Model berkulit hitam Leomie Anderson mengaku didiskriminasi di dunia modelling.
Dia menyebut, “perempuan yang kulitnya berwarna lebih terang, lebih banyak mendapatkan pekerjaan dari pada yang bewarna kulit gelap”.
Perempuan kelahiran Inggris ini mengakui memang telah ada perubahan, tetapi dunia fesyen tetap saja “jauh ketinggalan” jika terkait perlakuan terhadap warna kulit model.
Leomie mengungkapkan dia tidak memperoleh masalah ketika casting di New York atau London, tempat mayoritas pekerjaannya berasal.

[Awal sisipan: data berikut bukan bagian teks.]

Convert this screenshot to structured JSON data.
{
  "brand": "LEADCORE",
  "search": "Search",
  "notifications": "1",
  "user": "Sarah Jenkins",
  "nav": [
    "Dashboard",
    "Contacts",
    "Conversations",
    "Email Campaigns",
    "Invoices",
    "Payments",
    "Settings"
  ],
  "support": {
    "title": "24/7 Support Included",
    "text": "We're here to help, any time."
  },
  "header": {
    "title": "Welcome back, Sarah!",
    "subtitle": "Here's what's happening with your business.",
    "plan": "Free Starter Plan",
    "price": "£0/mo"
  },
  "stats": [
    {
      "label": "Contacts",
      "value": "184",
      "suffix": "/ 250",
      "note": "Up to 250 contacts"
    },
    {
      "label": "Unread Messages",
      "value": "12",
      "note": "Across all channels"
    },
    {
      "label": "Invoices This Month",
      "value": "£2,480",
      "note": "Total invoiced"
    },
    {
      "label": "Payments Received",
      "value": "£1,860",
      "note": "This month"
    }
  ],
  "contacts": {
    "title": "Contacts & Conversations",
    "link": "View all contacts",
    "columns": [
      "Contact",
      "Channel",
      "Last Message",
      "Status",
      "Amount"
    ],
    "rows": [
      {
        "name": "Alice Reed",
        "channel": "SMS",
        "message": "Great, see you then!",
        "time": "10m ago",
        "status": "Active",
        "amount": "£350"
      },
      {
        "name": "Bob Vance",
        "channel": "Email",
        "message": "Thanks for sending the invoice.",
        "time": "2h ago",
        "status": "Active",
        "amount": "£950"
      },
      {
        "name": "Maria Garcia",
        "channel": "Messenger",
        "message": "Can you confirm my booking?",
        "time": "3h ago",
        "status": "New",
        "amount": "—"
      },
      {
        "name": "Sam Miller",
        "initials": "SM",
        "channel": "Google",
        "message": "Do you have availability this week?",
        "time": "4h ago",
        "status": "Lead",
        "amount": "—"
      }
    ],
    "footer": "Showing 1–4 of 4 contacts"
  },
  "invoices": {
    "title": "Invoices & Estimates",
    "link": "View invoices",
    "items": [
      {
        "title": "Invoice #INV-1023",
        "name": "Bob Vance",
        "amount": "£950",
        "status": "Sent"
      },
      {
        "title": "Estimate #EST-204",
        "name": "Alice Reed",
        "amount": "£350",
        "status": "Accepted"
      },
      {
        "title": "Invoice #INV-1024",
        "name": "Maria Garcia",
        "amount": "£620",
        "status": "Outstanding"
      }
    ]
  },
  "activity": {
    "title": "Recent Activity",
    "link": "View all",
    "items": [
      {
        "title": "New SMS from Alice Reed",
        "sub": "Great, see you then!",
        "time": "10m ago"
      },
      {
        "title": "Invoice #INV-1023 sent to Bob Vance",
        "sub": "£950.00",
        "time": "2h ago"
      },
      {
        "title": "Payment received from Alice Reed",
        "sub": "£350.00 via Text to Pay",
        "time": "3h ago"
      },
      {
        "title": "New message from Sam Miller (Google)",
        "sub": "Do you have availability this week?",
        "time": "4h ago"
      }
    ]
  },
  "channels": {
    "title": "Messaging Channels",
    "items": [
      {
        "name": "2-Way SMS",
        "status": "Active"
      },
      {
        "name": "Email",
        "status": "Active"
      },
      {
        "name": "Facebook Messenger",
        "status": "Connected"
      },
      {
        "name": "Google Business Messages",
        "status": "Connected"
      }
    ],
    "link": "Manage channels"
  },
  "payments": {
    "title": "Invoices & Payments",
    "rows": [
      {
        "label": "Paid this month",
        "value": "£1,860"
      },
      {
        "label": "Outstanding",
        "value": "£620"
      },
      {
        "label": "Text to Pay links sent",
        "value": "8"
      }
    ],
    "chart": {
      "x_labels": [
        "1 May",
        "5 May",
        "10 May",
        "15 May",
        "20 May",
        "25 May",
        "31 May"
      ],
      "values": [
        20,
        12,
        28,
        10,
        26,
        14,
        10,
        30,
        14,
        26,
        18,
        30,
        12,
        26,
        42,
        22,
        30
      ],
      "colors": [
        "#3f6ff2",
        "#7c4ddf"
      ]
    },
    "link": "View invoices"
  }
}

Sumber gambar, Leomie Anderson
Namun, tidak sama halnya jika berbicara soal casting di Milan dan Paris.
“Milan jauh ‘terbelakang’ soal keberagaman model di catwalk. Bahkan, kadang mereka berkomentar seperti ini, ‘tahu nggak, kami tak menggunakan model Afrika musim ini,’ dan saya cuma bisa bilang, ‘hah? Maksudnya apa?’.”
“Tapi intinya, ini cuma karena mereka tak tahu. Mereka jauh ketinggalan. Menyedihkan memang, tapi itulah yang terjadi dan ini tak boleh dibiarkan lama-lama.”
Leomie bahkan menyebut dia pernah diberitahu bahwa dia tidak mendapat pekerjaan karena warna kulitnya.

Sumber gambar, Dante Marshall
Perempuan bertinggi 179cm itu mengaku “tidak bisa lagi menahan kemarahannya terlalu lama”.
“Tapi, saya akui, tetap ada perbaikan,” katanya. “Teman saya, Maria, yang dapat pekerjaan untuk fashion show Victoria’s Secret, dia ‘jalan’ dengan rambut aslinya yang keriting.”
“Jadi, tetap ada hal positif yang terjadi,” tutup perempuan berusia 22 tahun itu.